Maybe this is what it looks like in our culture today. She wakes from a fitful sleep to toddlers who have more energy than she can comprehend. She walks into a mess of a kitchen, because she knew she couldn’t stay up cleaning because the baby would wake in a few hours to eat. All the bowls are dirty and the only thing she can think to prepare is cereal. The baby starts crying, obviously hungry as well. She manages to use some Tupperware for the cereal and sits in the chair to feed the baby. As she is having a moment to herself the baskets of laundry are condemning her. The scattered toys are laughing and chanting, “you’ll never be able to keep up.” At this point to her, it’s all a wash. She feels her husband’s narrow gaze as he walks from their room to the kitchen to get some coffee. “What does he think of me?”

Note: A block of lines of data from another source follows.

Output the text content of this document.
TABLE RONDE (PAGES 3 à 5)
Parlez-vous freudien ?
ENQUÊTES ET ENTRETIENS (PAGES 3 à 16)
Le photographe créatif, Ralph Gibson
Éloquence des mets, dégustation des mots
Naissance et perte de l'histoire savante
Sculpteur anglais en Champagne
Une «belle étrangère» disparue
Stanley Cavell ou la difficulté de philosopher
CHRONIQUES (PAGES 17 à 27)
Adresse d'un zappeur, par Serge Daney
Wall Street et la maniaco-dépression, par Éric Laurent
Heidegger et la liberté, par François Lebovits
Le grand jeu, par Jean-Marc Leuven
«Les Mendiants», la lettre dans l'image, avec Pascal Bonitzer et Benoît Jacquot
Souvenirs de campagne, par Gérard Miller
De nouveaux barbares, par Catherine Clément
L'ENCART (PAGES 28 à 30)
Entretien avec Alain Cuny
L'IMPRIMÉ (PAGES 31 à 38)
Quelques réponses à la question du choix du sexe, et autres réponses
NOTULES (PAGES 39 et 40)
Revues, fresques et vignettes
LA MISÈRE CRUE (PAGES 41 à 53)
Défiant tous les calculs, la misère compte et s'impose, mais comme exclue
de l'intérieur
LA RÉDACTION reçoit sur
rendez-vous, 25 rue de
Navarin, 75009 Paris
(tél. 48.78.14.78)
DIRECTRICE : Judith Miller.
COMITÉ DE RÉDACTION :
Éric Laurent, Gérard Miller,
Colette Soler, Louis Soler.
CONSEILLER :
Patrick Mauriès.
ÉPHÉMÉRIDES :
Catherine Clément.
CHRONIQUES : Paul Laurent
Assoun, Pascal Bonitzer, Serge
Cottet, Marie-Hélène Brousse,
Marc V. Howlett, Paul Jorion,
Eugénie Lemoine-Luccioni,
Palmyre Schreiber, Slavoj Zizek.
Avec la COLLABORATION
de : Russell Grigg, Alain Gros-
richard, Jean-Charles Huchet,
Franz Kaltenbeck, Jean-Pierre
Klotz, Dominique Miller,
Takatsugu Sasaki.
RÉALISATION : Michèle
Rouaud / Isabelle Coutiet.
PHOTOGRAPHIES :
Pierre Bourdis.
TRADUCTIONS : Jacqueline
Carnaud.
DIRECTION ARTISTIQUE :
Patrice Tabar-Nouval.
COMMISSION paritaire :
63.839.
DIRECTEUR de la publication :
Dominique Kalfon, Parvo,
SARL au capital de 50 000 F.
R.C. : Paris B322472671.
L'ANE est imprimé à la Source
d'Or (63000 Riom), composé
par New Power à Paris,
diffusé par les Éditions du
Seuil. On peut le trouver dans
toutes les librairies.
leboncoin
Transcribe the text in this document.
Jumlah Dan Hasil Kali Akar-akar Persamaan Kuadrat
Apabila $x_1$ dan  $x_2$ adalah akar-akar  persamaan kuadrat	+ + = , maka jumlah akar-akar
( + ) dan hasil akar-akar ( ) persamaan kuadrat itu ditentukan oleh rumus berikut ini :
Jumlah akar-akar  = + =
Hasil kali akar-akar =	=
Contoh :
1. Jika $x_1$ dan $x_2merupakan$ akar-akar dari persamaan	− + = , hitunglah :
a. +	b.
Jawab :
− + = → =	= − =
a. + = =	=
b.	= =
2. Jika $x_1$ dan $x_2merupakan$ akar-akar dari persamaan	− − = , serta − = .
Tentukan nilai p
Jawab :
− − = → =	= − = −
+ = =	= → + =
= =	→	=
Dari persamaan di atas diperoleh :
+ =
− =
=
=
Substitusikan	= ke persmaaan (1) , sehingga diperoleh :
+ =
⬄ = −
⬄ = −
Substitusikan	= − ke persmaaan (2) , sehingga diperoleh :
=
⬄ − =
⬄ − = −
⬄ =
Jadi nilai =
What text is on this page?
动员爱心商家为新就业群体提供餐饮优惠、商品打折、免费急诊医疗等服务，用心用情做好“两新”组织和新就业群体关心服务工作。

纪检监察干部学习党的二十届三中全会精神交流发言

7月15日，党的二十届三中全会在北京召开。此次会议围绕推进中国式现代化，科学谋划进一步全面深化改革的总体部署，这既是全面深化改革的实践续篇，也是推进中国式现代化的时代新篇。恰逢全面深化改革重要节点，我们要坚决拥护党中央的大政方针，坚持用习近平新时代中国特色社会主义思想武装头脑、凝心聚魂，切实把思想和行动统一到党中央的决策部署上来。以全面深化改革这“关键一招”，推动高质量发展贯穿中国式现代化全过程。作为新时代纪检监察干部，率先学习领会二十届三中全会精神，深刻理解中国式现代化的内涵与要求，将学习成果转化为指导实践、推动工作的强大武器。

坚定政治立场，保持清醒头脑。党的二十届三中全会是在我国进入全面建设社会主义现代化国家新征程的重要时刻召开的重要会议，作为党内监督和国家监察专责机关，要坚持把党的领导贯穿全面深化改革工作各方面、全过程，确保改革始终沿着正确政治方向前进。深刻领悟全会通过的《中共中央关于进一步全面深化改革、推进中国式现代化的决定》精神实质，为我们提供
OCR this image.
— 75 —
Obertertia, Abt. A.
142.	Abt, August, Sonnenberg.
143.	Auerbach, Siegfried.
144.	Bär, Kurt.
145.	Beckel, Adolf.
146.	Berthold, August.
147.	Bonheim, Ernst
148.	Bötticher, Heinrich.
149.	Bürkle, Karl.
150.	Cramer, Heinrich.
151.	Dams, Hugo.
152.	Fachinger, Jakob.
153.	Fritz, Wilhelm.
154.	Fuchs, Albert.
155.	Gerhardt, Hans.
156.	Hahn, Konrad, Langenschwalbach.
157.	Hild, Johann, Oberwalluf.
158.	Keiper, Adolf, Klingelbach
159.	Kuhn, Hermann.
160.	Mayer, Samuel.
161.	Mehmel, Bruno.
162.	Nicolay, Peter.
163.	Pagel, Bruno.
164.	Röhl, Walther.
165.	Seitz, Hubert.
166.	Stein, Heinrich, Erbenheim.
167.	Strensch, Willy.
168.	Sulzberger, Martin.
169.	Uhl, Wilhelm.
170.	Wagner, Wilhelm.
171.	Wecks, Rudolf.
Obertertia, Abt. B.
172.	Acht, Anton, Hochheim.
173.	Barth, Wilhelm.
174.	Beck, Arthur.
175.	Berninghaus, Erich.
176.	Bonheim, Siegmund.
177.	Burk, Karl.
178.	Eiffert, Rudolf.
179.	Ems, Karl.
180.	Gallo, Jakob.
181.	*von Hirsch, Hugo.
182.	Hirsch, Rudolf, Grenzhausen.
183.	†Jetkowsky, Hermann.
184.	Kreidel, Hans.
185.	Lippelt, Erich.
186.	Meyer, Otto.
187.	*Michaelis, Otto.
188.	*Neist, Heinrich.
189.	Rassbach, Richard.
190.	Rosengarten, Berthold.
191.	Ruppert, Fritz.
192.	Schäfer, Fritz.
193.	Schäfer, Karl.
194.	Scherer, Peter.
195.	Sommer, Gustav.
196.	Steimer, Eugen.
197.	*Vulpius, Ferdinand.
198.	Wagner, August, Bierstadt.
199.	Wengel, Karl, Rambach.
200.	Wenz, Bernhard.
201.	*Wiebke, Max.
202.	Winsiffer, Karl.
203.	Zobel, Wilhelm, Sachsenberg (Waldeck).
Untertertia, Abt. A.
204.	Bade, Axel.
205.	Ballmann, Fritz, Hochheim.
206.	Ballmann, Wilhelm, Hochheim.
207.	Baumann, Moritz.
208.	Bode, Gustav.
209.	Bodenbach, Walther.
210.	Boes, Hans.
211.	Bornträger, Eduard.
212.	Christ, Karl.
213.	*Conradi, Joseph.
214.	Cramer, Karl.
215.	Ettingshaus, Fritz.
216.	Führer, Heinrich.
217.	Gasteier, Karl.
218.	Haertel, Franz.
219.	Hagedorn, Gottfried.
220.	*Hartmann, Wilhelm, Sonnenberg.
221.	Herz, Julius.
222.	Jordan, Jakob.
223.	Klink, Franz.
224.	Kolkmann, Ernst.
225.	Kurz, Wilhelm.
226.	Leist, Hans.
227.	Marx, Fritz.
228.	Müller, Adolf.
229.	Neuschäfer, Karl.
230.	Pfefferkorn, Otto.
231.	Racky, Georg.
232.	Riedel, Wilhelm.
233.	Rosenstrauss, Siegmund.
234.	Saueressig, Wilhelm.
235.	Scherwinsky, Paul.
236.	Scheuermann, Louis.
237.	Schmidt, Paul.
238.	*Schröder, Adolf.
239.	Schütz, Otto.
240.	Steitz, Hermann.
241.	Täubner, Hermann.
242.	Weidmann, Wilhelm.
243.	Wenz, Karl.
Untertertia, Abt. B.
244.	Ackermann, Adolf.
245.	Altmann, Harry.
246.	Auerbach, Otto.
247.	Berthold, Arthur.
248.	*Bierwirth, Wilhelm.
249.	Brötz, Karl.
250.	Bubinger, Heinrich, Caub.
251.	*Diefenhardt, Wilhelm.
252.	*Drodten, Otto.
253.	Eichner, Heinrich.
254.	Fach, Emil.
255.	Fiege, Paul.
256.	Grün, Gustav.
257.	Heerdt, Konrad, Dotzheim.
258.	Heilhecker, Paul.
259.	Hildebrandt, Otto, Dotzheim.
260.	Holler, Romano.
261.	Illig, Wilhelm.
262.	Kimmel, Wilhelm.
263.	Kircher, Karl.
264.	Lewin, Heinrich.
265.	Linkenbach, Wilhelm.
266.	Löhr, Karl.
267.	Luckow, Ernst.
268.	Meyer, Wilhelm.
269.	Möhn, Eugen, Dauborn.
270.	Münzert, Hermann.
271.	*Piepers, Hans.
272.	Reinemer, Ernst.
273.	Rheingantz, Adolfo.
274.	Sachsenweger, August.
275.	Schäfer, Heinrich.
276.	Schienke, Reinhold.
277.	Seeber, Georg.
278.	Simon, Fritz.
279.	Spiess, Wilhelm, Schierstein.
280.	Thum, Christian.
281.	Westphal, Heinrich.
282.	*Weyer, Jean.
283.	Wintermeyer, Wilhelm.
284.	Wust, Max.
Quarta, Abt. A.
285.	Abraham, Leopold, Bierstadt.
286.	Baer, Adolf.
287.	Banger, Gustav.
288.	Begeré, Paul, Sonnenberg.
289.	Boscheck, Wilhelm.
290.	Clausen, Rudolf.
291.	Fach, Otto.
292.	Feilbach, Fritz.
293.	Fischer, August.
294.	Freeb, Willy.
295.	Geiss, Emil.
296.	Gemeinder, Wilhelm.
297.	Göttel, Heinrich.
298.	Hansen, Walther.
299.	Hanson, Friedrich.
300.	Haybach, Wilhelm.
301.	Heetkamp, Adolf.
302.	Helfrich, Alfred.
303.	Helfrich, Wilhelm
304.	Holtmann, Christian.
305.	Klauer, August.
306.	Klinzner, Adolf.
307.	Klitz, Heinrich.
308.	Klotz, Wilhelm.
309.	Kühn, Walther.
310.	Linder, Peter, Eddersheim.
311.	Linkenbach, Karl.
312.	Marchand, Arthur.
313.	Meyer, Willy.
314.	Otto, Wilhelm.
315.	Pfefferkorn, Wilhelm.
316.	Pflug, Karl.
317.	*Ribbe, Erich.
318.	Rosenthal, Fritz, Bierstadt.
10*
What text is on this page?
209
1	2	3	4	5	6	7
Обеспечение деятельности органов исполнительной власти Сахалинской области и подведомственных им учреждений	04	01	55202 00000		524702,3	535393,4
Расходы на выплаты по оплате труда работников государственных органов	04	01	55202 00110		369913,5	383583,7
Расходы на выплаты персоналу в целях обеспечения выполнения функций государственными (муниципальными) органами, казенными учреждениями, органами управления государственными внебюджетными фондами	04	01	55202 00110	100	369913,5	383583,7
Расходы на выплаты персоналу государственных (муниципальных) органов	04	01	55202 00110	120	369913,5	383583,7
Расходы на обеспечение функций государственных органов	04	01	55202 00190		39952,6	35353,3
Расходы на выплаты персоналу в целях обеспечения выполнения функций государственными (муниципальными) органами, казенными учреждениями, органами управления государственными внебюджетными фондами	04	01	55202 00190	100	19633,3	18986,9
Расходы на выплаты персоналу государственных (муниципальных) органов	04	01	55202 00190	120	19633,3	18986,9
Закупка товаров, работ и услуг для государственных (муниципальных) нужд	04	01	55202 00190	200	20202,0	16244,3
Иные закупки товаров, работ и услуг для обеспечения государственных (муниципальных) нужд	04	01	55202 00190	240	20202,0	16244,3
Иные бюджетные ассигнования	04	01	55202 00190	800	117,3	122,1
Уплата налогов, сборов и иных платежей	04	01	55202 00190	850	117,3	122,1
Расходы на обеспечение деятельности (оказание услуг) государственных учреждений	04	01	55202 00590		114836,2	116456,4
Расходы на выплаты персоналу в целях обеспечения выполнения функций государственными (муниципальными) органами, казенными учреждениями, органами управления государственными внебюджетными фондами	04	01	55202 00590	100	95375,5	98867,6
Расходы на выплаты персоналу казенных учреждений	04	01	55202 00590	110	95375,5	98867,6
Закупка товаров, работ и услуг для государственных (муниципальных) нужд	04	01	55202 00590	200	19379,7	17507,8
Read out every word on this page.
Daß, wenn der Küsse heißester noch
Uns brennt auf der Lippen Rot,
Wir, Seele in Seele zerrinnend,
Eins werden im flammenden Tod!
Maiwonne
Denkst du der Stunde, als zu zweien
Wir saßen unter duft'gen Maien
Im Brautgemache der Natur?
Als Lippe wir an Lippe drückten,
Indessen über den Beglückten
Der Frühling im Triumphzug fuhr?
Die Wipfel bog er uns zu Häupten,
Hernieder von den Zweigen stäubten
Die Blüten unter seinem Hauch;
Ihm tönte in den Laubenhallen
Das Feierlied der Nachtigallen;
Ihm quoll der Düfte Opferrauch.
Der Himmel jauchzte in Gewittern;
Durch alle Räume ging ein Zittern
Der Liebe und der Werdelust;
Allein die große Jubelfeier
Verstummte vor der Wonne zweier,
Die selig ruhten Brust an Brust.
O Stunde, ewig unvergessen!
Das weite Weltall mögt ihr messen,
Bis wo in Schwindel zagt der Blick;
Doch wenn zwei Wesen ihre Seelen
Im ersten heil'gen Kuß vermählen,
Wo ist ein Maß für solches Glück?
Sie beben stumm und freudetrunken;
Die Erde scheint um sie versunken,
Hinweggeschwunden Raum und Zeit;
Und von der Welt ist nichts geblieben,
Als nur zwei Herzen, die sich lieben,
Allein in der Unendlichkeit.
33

What would you do if she opened her front door to you? I know deep down, you would not judge her. You would let her fall on you and admit she can’t do it on her own. You would sit amongst the mess and tell her a funny story of years previous when you had the same, but probably worse, mess and you gave up one day and gave the kids cans of shaving cream and had an all out war in the back yard.
You would encourage her to open up to her husband for support and not fear his love for her was dwindling each time he came home and she was still in her stretchy pants. You would give her a glimmer of hope and tell her how your kids now do chores and clean the kitchen up every night after dinner. Your funny stories of past messes, tears and parties show her light. That is the God she needs in her life right now. The God in you will show her the God in her. The light laughter of your visit would spur her on to face many more days.
Then, you would get up and start cleaning her kitchen, take the baby on your hip as you worked and tell her to take a nap. You would play with her kids and give them some new laughs too. You would bring in the dinner you had prepared for her family and slide it in the fridge for later. When she wakes, you will have coffee waiting for her and lunch on the table for the kids. She is renewed. She has showered. She is ready. And she brushed her teeth, which makes her more ready that she’s been in days.
You see there is something else in her that does not involve wiping booties and playing pirate all day. Although she loves these things and is grateful to mother her children and watch them grow, there is another yearning in her soul. There is another gift waiting to be attended to. This gift is her God dream. The thing that only God could put in her heart because it is so big she can hardly bear it. And when you walked in her door and gave her laughter, hope and love, she remembered. She remembered that gift that was pushed to the bottom and overcrowded with normal daily demands. After she played the bedtime routine that night she sat in the peace and quiet and remembered the thing she had almost forgotten. That laughter you gave her made her dream that night again. Dream of a way to make it all fit in. She had a new burst of energy that only comes from support and love to open that journal and read the God given desires she has to reach out to people, just the way you reached out to her. All of our reach outs look different. Maybe hers is starting a ministry for young women coming out of prostitution. Maybe it’s serving the ever-growing population of the elderly who have been forgotten. Maybe it’s mission work to a foreign country that is still a few years away but can be dreamed and planned out now. Maybe it’s a neighbor on her heart that is just like her: overwhelmed and needing support. Maybe that neighbor has a God dream too.
These dreams get put on hold sometimes, and that’s ok. It’s okay to focus on your family and be in the now with your kids. But it’s also okay to take time to dream big.